Setapak Langkah – 28 Juni 2026 | Gary Lineker, mantan striker Inggris dan presenter utama program sepak bola, baru-baru ini mengkritik keras keputusan FIFA terkait sanksi yang dijatuhkan kepada pemain Qatar, Assim Madibo.
Insiden terjadi pada pertandingan kualifikasi Piala Dunia antara Qatar dan Kanada, di mana Madibo melakukan tekel keras terhadap gelandang Kanada, Ismael Kone, yang menyebabkan cedera pada pemain tersebut. FIFA menilai tindakan tersebut melanggar aturan permainan keras dan menjatuhkan hukuman lima pertandingan serta denda finansial.
Lineker menilai hukuman tersebut “tidak masuk akal” karena ia berpendapat tekel tersebut tidak bersifat berbahaya secara signifikan dan tidak seharusnya dikenai sanksi setinggi itu. Ia menambahkan bahwa keputusan FIFA tampak tidak konsisten bila dibandingkan dengan kasus serupa yang mendapat hukuman lebih ringan.
- Hukuman FIFA: lima pertandingan suspensi + denda.
- Insiden: tekel terhadap Ismael Kone (Kanada) pada laga kualifikasi.
- Reaksi Madibo: meminta maaf dan menegaskan tidak ada niat melukai.
- Reaksi publik: beragam, ada yang mendukung FIFA, ada yang setuju dengan Lineker.
Beberapa analis menilai bahwa FIFA sedang berusaha menegakkan standar keamanan pemain yang lebih ketat, terutama menjelang turnamen besar. Namun, mereka juga mengakui adanya perbedaan interpretasi aturan yang dapat menimbulkan persepsi tidak adil.
Dalam pernyataannya, Lineker menyoroti pentingnya transparansi dalam proses peninjauan keputusan disiplin. Ia mengusulkan agar FIFA memperjelas kriteria hukuman, sehingga pemain dan publik dapat memahami mengapa suatu tindakan dikenai sanksi tertentu.
Kasus ini menambah deretan kontroversi yang melibatkan badan sepak bola dunia dalam beberapa tahun terakhir, termasuk keputusan terkait VAR dan penegakan aturan kebugaran.

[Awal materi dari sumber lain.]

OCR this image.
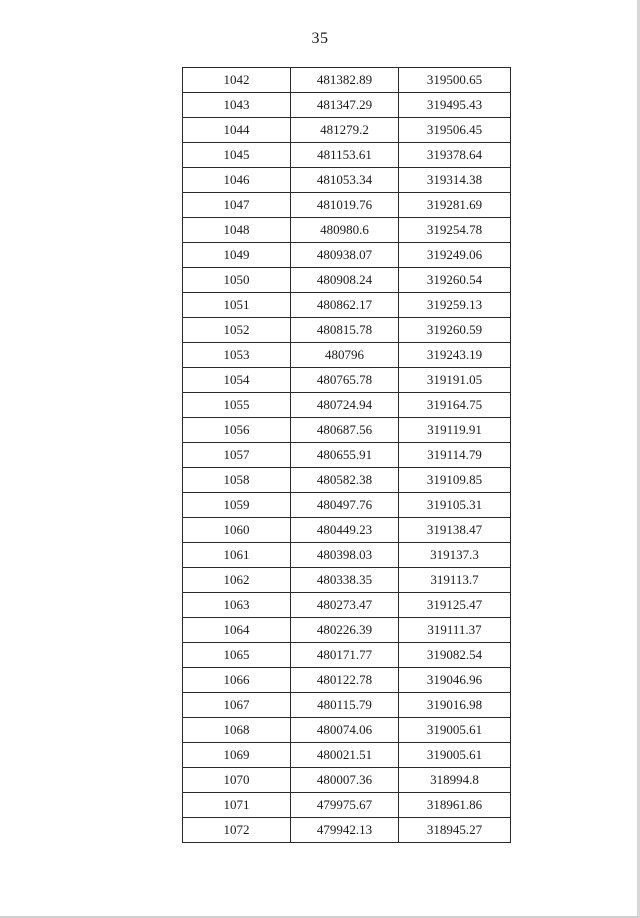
35
1042	481382.89	319500.65
1043	481347.29	319495.43
1044	481279.2	319506.45
1045	481153.61	319378.64
1046	481053.34	319314.38
1047	481019.76	319281.69
1048	480980.6	319254.78
1049	480938.07	319249.06
1050	480908.24	319260.54
1051	480862.17	319259.13
1052	480815.78	319260.59
1053	480796	319243.19
1054	480765.78	319191.05
1055	480724.94	319164.75
1056	480687.56	319119.91
1057	480655.91	319114.79
1058	480582.38	319109.85
1059	480497.76	319105.31
1060	480449.23	319138.47
1061	480398.03	319137.3
1062	480338.35	319113.7
1063	480273.47	319125.47
1064	480226.39	319111.37
1065	480171.77	319082.54
1066	480122.78	319046.96
1067	480115.79	319016.98
1068	480074.06	319005.61
1069	480021.51	319005.61
1070	480007.36	318994.8
1071	479975.67	318961.86
1072	479942.13	318945.27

Sementara itu, tim Qatar harus menyesuaikan strategi mereka tanpa kehadiran Madibo selama lima pertandingan mendatang.
Bagaimana FIFA akan menanggapi kritik Lineker masih menjadi pertanyaan. Keputusan selanjutnya dapat memengaruhi persepsi legitimasi otoritas disiplin FIFA di mata pemain, pelatih, dan penggemar sepak bola internasional.